- The firm generates $8.0 million of gross revenue, which is a material scale indicator for a buyer.
- The practice reports 30,000 billable hours, indicating substantial production capacity.
- EBOC is 50%, providing a clear profitability metric for valuation analysis.
- The firm has 4 partners and 20 staff, showing a defined operating structure with leverage beyond the partner group.
- Revenue per partner is $2.0 million, which is a useful productivity measure from a buyer’s perspective.
- EBOC of 50% suggests only moderate earnings conversion, which can cap valuation on a multiple basis relative to higher-margin firms.
- The firm has only 4 partners and 20 staff, creating a small operating scale that can limit leverage, depth, and buyer diversification.
- Revenue per partner of $2,000,000 indicates meaningful reliance on a very small partner group, which can increase key-person sensitivity in a transaction.
- Partner ages of 20, 20, 20, and 20 indicate an unusually young leadership profile, which raises succession and retention visibility for a buyer because the named partners have limited age diversity.
- Increase partner leverage by expanding staff-supported delivery, as the firm has 4 partners, 20 staff, and 30,000 billable hours, indicating room to shift more work away from partners and improve scalability.

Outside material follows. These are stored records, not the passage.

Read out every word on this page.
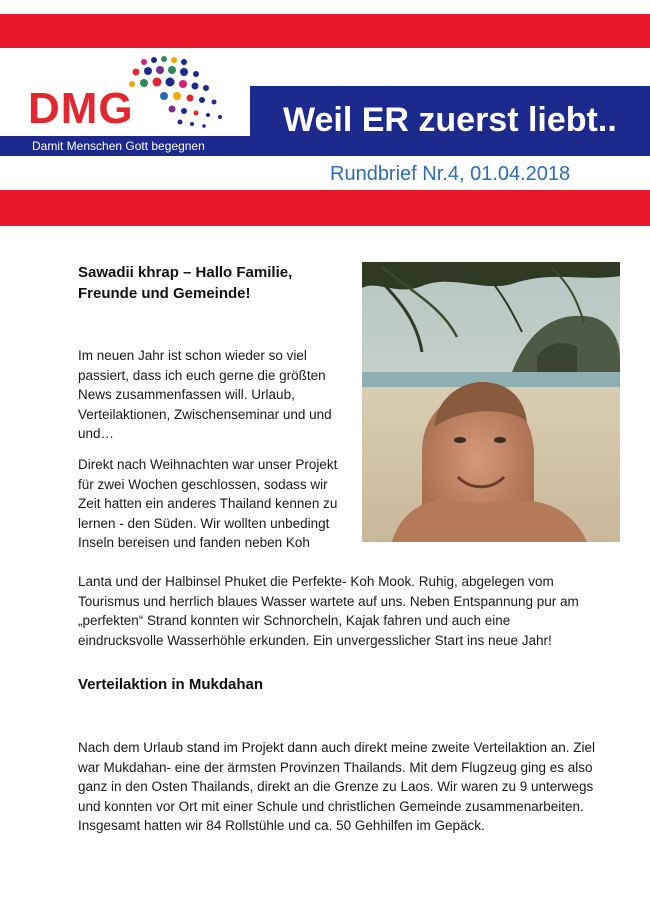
DMG
Damit Menschen Gott begegnen
Weil ER zuerst liebt..
Rundbrief Nr.4, 01.04.2018
Sawadii khrap – Hallo Familie,
Freunde und Gemeinde!
Im neuen Jahr ist schon wieder so viel
passiert, dass ich euch gerne die größten
News zusammenfassen will. Urlaub,
Verteilaktionen, Zwischenseminar und und
und…
Direkt nach Weihnachten war unser Projekt
für zwei Wochen geschlossen, sodass wir
Zeit hatten ein anderes Thailand kennen zu
lernen - den Süden. Wir wollten unbedingt
Inseln bereisen und fanden neben Koh
Lanta und der Halbinsel Phuket die Perfekte- Koh Mook. Ruhig, abgelegen vom
Tourismus und herrlich blaues Wasser wartete auf uns. Neben Entspannung pur am
„perfekten“ Strand konnten wir Schnorcheln, Kajak fahren und auch eine
eindrucksvolle Wasserhöhle erkunden. Ein unvergesslicher Start ins neue Jahr!
Verteilaktion in Mukdahan
Nach dem Urlaub stand im Projekt dann auch direkt meine zweite Verteilaktion an. Ziel
war Mukdahan- eine der ärmsten Provinzen Thailands. Mit dem Flugzeug ging es also
ganz in den Osten Thailands, direkt an die Grenze zu Laos. Wir waren zu 9 unterwegs
und konnten vor Ort mit einer Schule und christlichen Gemeinde zusammenarbeiten.
Insgesamt hatten wir 84 Rollstühle und ca. 50 Gehhilfen im Gepäck.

- Improve valuation through succession planning, since all four partners are listed at age 20, which suggests a very young partner group and limited near-term retirement transition risk but also an opportunity to build a deeper leadership bench.
- Grow revenue per partner by increasing throughput or pricing, given gross revenue of $8.0 million and derived revenue per partner of $2.0 million, which provides a clear basis to enhance partner productivity.
- Preserve and potentially expand margins by maintaining the reported 50% EBOC margin while scaling, as the current profitability level indicates a strong platform that could support additional growth without immediate margin compression.
- The firm’s revenue is concentrated at the partner level, with 4 partners and only $2.0 million of revenue per partner, which can create succession and continuity risk if any partner exits or reduces involvement.
- Partner ages are all listed as 20, suggesting the ownership group may be very early in career stage and potentially less established, which can increase execution and retention risk for a buyer.
- With 20 staff supporting $8.0 million of gross revenue, the staffing base is relatively lean, which may limit operating flexibility and increase key-person dependence.
- Billable hours of 30,000 against $8.0 million of revenue imply a high revenue-per-hour profile, which can be harder to sustain if pricing or utilization softens.
- Although EBOC is 50%, the absence of any practice-level detail limits visibility into the durability of earnings drivers and makes quality-of-earnings assessment less certain.